Tables is a component of Nextcloud, but you typically do not need to upgrade your entire Nextcloud core installation if a Tables-specific fix is available. Verify your Nextcloud version and the bundled or separately-installed Tables version. Follow the Nextcloud upgrade instructions for your deployment model; many installations can update Tables independently of the core. Consult the official Nextcloud release notes to confirm version compatibility.

Does this vulnerability allow read-only users to modify or delete data, or is it purely a view/access issue?

This is purely an information disclosure vulnerability. The filter criteria exposure does not grant read-only users the ability to modify, delete, or access restricted data itself—only the metadata describing how views are filtered. Read-only permissions remain enforced for actual data operations. The risk is reconnaissance and potential compliance violations, not unauthorized data manipulation.

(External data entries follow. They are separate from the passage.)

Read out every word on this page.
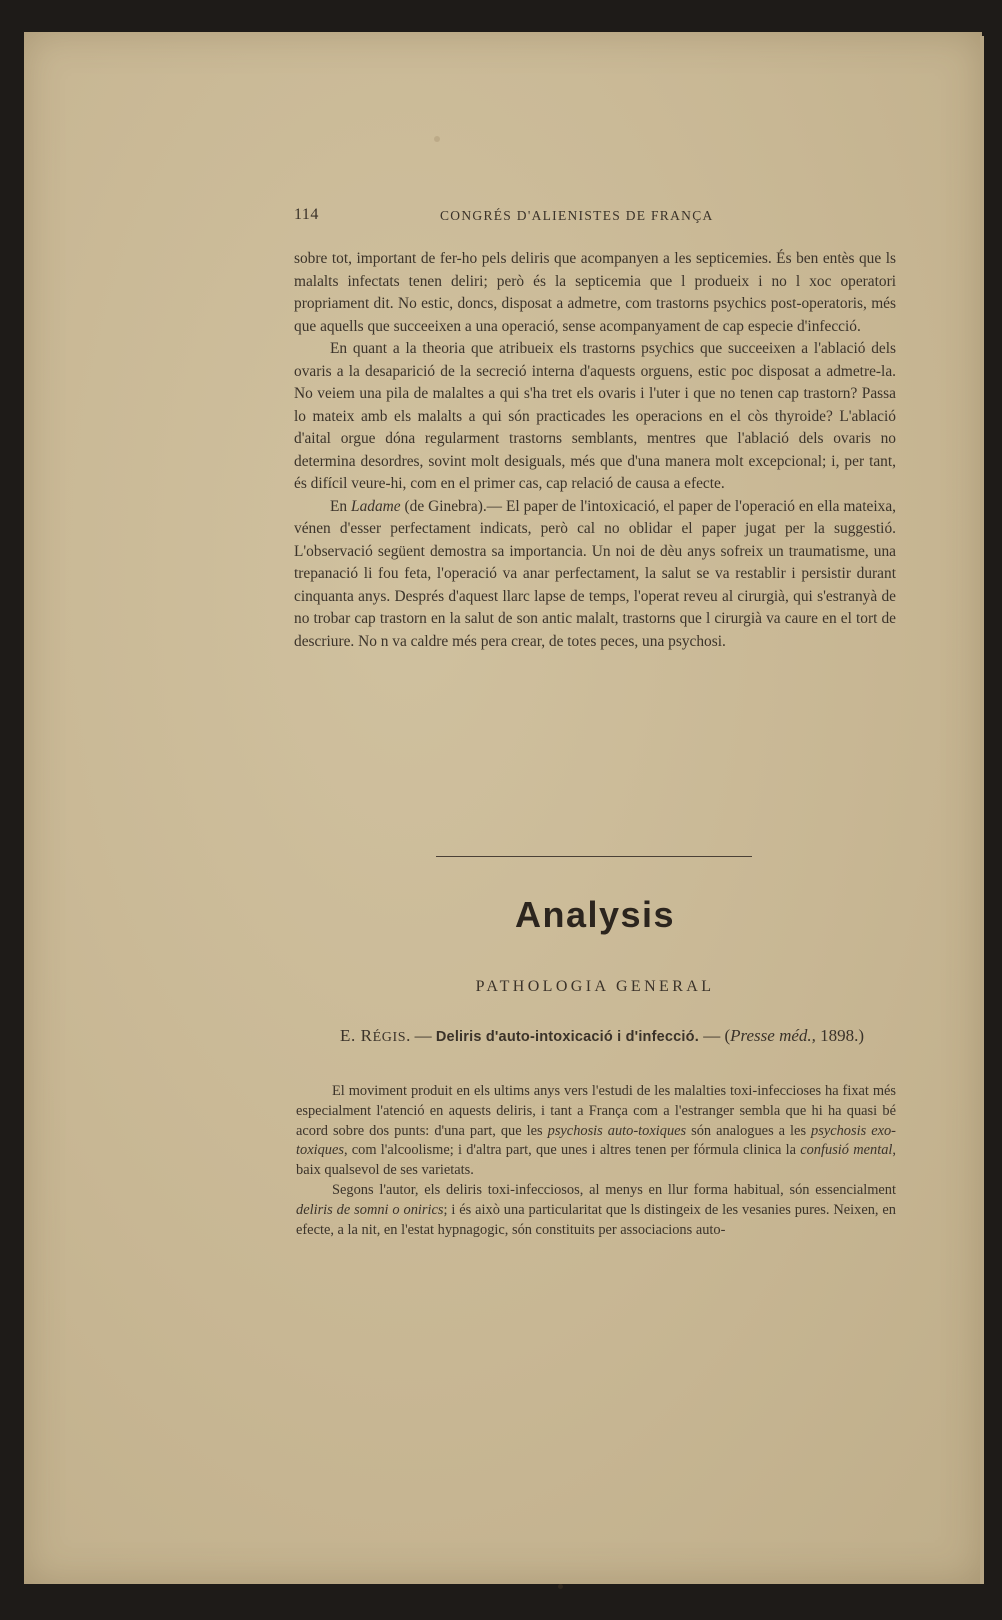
114	CONGRÉS D'ALIENISTES DE FRANÇA

sobre tot, important de fer-ho pels deliris que acompanyen a les septicemies. És ben entès que ls malalts infectats tenen deliri; però és la septicemia que l produeix i no l xoc operatori propriament dit. No estic, doncs, disposat a admetre, com trastorns psychics post-operatoris, més que aquells que succeeixen a una operació, sense acompanyament de cap especie d'infecció.

En quant a la theoria que atribueix els trastorns psychics que succeeixen a l'ablació dels ovaris a la desaparició de la secreció interna d'aquests orguens, estic poc disposat a admetre-la. No veiem una pila de malaltes a qui s'ha tret els ovaris i l'uter i que no tenen cap trastorn? Passa lo mateix amb els malalts a qui són practicades les operacions en el còs thyroide? L'ablació d'aital orgue dóna regularment trastorns semblants, mentres que l'ablació dels ovaris no determina desordres, sovint molt desiguals, més que d'una manera molt excepcional; i, per tant, és difícil veure-hi, com en el primer cas, cap relació de causa a efecte.

En Ladame (de Ginebra).— El paper de l'intoxicació, el paper de l'operació en ella mateixa, vénen d'esser perfectament indicats, però cal no oblidar el paper jugat per la suggestió. L'observació següent demostra sa importancia. Un noi de dèu anys sofreix un traumatisme, una trepanació li fou feta, l'operació va anar perfectament, la salut se va restablir i persistir durant cinquanta anys. Després d'aquest llarc lapse de temps, l'operat reveu al cirurgià, qui s'estranyà de no trobar cap trastorn en la salut de son antic malalt, trastorns que l cirurgià va caure en el tort de descriure. No n va caldre més pera crear, de totes peces, una psychosi.

Analysis
PATHOLOGIA GENERAL
E. RÉGIS. — Deliris d'auto-intoxicació i d'infecció. — (Presse méd., 1898.)

El moviment produit en els ultims anys vers l'estudi de les malalties toxi-infeccioses ha fixat més especialment l'atenció en aquests deliris, i tant a França com a l'estranger sembla que hi ha quasi bé acord sobre dos punts: d'una part, que les psychosis auto-toxiques són analogues a les psychosis exo-toxiques, com l'alcoolisme; i d'altra part, que unes i altres tenen per fórmula clinica la confusió mental, baix qualsevol de ses varietats.

Segons l'autor, els deliris toxi-infecciosos, al menys en llur forma habitual, són essencialment deliris de somni o onirics; i és això una particularitat que ls distingeix de les vesanies pures. Neixen, en efecte, a la nit, en l'estat hypnagogic, són constituits per associacions auto-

This analysis is provided for informational purposes and represents a synthesis of publicly available CVE data, vendor advisories, and general security best practices as of June 2026. Actual vulnerability severity, exploitability, and remediation timelines may vary based on your specific Nextcloud deployment, configuration, and access controls. Verify all patch version numbers, compatibility, and upgrade procedures directly against official Nextcloud release notes and security advisories before implementing changes. SEC.co makes no warranty regarding the completeness or accuracy of this intelligence and recommends consulting with your Nextcloud vendor or a qualified security professional for deployment-specific guidance. This is not a substitute for professional security advice or penetration testing. Source: NVD (public-domain), retrieved 2026-07-07. Analysis generated by SEC.co (claude-haiku-4-5).